A senior United Nations adviser has called on world governments to reduce population growth and work together to keep climate change from causing an immense human catastrophe, starkly warning: “We’re on a trajectory that is absolutely unsustainable and profoundly dangerous.”
Columbia University Professor Jeffrey Sachs, Special Adviser to Secretary-General Ban Ki-moon on the Millennium Development Goals (MDGs) that seek to slash a host of social ills by 2015, said the rich world should pay for much of the necessary mitigating steps.

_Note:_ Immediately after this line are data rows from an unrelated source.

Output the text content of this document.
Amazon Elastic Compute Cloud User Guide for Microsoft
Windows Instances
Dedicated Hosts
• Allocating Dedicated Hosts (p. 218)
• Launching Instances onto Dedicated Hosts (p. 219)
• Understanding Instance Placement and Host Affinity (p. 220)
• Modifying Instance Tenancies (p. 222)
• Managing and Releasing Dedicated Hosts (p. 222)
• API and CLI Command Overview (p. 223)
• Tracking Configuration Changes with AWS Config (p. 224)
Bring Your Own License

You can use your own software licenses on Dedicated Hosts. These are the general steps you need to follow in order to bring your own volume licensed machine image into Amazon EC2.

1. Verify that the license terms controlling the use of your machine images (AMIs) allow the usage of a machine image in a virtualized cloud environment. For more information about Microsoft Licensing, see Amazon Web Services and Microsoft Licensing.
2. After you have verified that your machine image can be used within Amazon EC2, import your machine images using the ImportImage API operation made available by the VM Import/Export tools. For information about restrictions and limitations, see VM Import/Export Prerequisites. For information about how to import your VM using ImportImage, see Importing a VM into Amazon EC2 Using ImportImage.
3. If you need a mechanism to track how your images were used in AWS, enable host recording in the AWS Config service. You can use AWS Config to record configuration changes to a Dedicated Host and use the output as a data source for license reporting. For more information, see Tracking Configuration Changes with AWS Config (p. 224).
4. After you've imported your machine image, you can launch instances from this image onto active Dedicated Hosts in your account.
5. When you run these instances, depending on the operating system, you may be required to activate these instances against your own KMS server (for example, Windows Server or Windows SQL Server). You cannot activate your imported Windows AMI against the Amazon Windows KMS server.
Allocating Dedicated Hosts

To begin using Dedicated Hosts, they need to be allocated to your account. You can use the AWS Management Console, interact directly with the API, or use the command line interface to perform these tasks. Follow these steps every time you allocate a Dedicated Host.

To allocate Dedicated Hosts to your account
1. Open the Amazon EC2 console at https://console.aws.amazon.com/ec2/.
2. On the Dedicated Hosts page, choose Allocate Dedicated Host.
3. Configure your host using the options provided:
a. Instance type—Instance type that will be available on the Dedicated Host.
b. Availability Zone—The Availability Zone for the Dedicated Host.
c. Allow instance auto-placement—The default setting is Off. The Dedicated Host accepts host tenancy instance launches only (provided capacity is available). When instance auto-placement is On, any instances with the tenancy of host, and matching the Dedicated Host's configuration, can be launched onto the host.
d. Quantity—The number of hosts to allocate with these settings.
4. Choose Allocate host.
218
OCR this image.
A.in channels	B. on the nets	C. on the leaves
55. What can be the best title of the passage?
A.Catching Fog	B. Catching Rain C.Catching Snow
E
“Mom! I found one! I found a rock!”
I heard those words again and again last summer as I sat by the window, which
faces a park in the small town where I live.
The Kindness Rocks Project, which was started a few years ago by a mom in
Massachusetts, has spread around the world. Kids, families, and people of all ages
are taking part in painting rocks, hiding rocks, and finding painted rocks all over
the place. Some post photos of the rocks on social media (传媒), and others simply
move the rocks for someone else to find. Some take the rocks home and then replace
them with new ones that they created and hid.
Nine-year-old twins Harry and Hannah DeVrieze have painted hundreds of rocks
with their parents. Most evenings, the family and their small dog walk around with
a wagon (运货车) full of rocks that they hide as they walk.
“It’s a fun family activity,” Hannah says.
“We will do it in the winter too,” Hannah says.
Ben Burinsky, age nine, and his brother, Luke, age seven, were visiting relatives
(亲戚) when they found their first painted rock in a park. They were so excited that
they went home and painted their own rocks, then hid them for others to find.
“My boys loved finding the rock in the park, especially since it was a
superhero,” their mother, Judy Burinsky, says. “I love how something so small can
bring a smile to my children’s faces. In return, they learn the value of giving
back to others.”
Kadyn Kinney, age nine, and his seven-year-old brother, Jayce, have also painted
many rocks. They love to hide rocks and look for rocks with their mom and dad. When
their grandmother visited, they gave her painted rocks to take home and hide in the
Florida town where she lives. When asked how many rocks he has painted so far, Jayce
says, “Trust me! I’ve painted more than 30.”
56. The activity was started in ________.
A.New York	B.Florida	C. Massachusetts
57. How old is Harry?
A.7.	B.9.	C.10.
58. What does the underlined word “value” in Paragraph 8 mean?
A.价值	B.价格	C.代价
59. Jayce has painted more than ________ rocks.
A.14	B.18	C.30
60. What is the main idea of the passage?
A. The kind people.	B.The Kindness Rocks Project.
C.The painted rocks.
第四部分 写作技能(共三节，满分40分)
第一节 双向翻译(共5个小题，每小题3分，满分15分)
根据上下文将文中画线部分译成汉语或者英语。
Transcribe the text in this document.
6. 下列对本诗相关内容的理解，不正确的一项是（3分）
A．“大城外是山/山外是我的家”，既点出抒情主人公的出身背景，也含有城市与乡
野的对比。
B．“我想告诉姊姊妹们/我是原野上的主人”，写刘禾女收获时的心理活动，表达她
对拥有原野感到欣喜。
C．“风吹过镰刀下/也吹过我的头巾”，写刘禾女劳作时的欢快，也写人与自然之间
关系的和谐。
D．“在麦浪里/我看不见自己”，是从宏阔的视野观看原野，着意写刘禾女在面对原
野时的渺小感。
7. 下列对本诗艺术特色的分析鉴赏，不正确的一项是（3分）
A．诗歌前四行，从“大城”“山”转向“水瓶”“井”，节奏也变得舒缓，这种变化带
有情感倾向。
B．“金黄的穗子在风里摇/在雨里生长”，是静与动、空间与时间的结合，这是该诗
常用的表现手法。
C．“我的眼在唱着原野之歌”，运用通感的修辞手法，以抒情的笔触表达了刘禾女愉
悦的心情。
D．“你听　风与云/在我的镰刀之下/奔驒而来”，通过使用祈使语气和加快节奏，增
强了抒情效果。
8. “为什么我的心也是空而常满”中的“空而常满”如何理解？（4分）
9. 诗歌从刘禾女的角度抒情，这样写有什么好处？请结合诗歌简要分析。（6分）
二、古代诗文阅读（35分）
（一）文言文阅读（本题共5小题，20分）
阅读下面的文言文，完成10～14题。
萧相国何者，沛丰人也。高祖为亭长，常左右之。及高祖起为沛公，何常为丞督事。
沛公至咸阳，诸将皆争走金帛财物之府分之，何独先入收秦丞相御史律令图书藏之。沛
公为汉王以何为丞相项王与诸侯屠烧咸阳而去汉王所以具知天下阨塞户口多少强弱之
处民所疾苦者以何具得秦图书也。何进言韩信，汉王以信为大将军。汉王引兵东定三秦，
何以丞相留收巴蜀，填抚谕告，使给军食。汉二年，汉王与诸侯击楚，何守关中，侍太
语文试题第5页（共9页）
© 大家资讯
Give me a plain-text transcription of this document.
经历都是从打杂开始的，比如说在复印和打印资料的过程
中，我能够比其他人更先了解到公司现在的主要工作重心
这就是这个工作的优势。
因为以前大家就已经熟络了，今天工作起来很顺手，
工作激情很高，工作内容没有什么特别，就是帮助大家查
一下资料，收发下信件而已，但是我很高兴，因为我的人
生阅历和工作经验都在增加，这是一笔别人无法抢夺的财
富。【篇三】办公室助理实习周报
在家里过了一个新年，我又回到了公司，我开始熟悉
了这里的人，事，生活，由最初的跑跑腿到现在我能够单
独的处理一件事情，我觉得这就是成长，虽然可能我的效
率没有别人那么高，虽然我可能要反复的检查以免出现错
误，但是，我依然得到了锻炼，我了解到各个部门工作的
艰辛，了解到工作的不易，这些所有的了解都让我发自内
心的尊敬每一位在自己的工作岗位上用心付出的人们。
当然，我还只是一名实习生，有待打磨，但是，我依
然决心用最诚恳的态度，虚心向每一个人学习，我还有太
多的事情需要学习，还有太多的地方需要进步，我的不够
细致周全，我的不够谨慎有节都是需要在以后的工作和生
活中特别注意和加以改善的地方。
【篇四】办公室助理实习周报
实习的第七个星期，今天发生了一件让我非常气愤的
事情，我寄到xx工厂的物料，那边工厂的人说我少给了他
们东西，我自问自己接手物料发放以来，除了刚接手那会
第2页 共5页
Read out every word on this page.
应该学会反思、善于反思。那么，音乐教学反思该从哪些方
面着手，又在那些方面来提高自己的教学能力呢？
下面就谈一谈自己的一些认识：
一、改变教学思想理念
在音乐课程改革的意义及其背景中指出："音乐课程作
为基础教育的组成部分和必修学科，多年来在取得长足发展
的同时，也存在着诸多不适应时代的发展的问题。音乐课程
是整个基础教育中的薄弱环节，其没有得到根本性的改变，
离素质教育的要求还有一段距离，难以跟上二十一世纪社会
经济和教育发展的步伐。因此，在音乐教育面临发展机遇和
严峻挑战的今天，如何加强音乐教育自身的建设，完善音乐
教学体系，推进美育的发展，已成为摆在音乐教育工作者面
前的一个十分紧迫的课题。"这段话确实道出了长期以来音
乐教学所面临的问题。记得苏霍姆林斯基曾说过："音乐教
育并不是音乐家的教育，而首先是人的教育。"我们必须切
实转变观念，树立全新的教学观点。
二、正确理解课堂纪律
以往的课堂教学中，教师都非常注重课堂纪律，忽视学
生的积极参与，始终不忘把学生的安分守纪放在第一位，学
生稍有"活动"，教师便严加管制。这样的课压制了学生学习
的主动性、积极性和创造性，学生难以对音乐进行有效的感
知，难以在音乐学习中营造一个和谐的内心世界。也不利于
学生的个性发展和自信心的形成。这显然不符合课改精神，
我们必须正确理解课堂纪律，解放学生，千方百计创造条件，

“We’re in the age of this planet where human activity dominates the earth's processes. Humanity has become so large in absolute number and in economic activity that we have overtaken earth processes in vital ways to the point of changing the climate, the hydrologic cycle,” he told the UN Conference on Trade and Development (UNCTAD) in Geneva yesterday.
Mr. Sachs was giving the 14th annual Prebisch lecture, named after Raul Prebisch, the first Secretary-General of UNCTAD, which was established in 1964 to promote the development-friendly integration of developing countries into the world economy.
Current international attempts to respond are off track, he said. “We don't need global negotiations right now as much as we need global brainstorming, global problem solving,” according to Mr. Sachs, who likened the approach to a high-stakes poker game in which negotiators hold their cards close to their chests. “The climate change problem is not a trade negotiation. It is simply the most complex engineering, economic, and social problem humanity has ever faced.”
He called for a massive, coordinated public-private effort with a great deal of input by experts to determine what can be done to allow substantial economic growth to raise living standards for hundreds of millions of poor while coping with environmental problems that already are unsustainable, highlighted by but not limited to climate change.
“We don't necessarily need diplomats around the table. We need engineers around the table, scientists around the table. We need to put the cards down and have a new kind of process,” he said.
On the current state of climate negotiations he said the issue of whether a national goal is binding or not is one of the least interesting questions. “What’s binding if you can't achieve it?” he asked. “It's silly. We should be talking about what can we do, not what's binding – what can we do now, in five years, 10 years. Once we analyze those options we can talk about what to do…
“And no doubt the rich world can and should pay for much of the response,” he added, warning that the immense progress required, especially in terms of energy use, will not be achieved by free markets alone.
No private company “will profitably develop these technologies on their own. Large scale technical systems require clever policies and public-private partnerships,” he said. “Over time, there are so many wonderful things we can do. We can achieve economic growth at much lower impact if we think clearly, systematically, in systems terms, with a new kind of public-private approach based on shared global goals.”